Isaac and her group of 10 riders stopped at the Giant Food on Washington Boulevard to cheer for other riders and wait for teammates who helped with fundraising but were unable to complete the ride. Some 50 teammates met there to complete the final four miles as a show of support.

Isaac said Tour de Friends proved the best ride of the last eight years. “This group has been the nicest group of people,” she said, referring to the organizers. “I don’t know what it is, but we’ve had the best time.”

Shawn Fedroff from Silver Spring said the last day of the ride, which began in Centreville, was the nicest he experienced. “It just felt good today to ride into where things looked familiar,” he said.

Even some from out of town thought Northern Virginia looked familiar, after so many miles on the open road. “There’s a lot of traffic,” said Raleigh resident Michael Driscoll. “It’s nice to be back in the big city.”

But all along the four-day adventure, supporters lined streets to cheer for the riders, in what Szuromi termed “drive-by rootings.”

SUPPORT FOR the riders and their fundraising efforts came from a variety of sources, and paid off in record numbers.
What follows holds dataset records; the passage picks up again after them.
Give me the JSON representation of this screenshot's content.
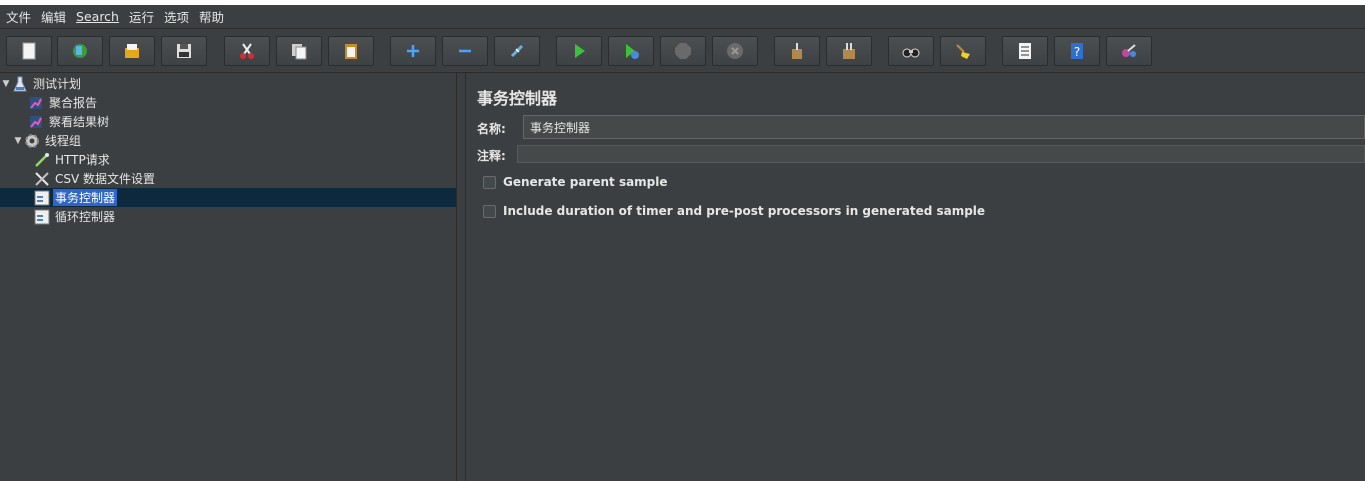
{
  "menu": {
    "file": "文件",
    "edit": "编辑",
    "search": "Search",
    "run": "运行",
    "options": "选项",
    "help": "帮助"
  },
  "toolbar": {
    "buttons": [
      {
        "name": "new-icon"
      },
      {
        "name": "templates-icon"
      },
      {
        "name": "open-icon"
      },
      {
        "name": "save-icon"
      },
      {
        "name": "cut-icon"
      },
      {
        "name": "copy-icon"
      },
      {
        "name": "paste-icon"
      },
      {
        "name": "expand-icon"
      },
      {
        "name": "collapse-icon"
      },
      {
        "name": "toggle-icon"
      },
      {
        "name": "start-icon"
      },
      {
        "name": "start-no-pauses-icon"
      },
      {
        "name": "stop-icon"
      },
      {
        "name": "shutdown-icon"
      },
      {
        "name": "clear-icon"
      },
      {
        "name": "clear-all-icon"
      },
      {
        "name": "search-icon"
      },
      {
        "name": "reset-search-icon"
      },
      {
        "name": "function-helper-icon"
      },
      {
        "name": "help-icon"
      },
      {
        "name": "remote-icon"
      }
    ]
  },
  "tree": {
    "items": [
      {
        "label": "测试计划",
        "icon": "test-plan-icon"
      },
      {
        "label": "聚合报告",
        "icon": "report-icon"
      },
      {
        "label": "察看结果树",
        "icon": "report-icon"
      },
      {
        "label": "线程组",
        "icon": "gear-icon"
      },
      {
        "label": "HTTP请求",
        "icon": "pipette-icon"
      },
      {
        "label": "CSV 数据文件设置",
        "icon": "tools-icon"
      },
      {
        "label": "事务控制器",
        "icon": "controller-icon"
      },
      {
        "label": "循环控制器",
        "icon": "controller-icon"
      }
    ]
  },
  "panel": {
    "title": "事务控制器",
    "name_label": "名称:",
    "name_value": "事务控制器",
    "comment_label": "注释:",
    "comment_value": "",
    "checkbox1": "Generate parent sample",
    "checkbox2": "Include duration of timer and pre-post processors in generated sample"
  },
  "colors": {
    "background": "#3c3f41",
    "selection": "#2f65ca",
    "selection_row": "#0d293e"
  }
}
Ashley Christiansen, head chef and general manager of Enoteca Vin, a restaurant and wine bar in Raleigh, set a world record by raising $55,000. She took little credit for herself though. “What our community did was incredible,” she said.

Christiansen started with a goal of $26,000 on April 1 but quickly surpassed it, through a variety of fundraisers like wine dinners and wine auctions.

The end of the ride meant a break from training and a return to a more relaxed lifestyle, Christiansen said. As she stopped to rest in Arlington, she looked forward to having her first cocktail in 11 weeks, and started thinking about what to do when she gets back home. “It won’t be ride a bike, I know that,” she said.

Other riders looked forward to getting back to life on two legs rather than two wheels. Mike Hamlin and his partner Spencer Young, both DC residents, said the first order of business after the ride would be eating some fried chicken.

Both Hamlin and Young were part of Team MCC DC, which raised $47,000.

DESPITE SOME LARGE contributions, Jay Douglas, who trains in Arlington, said rumors persist that Tour de Friends may not have pulled in enough money to continue operations next year.

“I think this new organization did a really good job on a lower budget,” said Douglas, who rode in seven AIDS Rides before this year. He has been HIV-positive for over 20 years.

He completed his eighth ride despite a series of obstacles, including a crash that nearly ended his efforts, and early closings at several checkpoints that meant skipping meals and showers.

But the problems just made the experience more memorable.

“Sometimes when things go bad, it helps friends form better working relationships to support each other,” he said.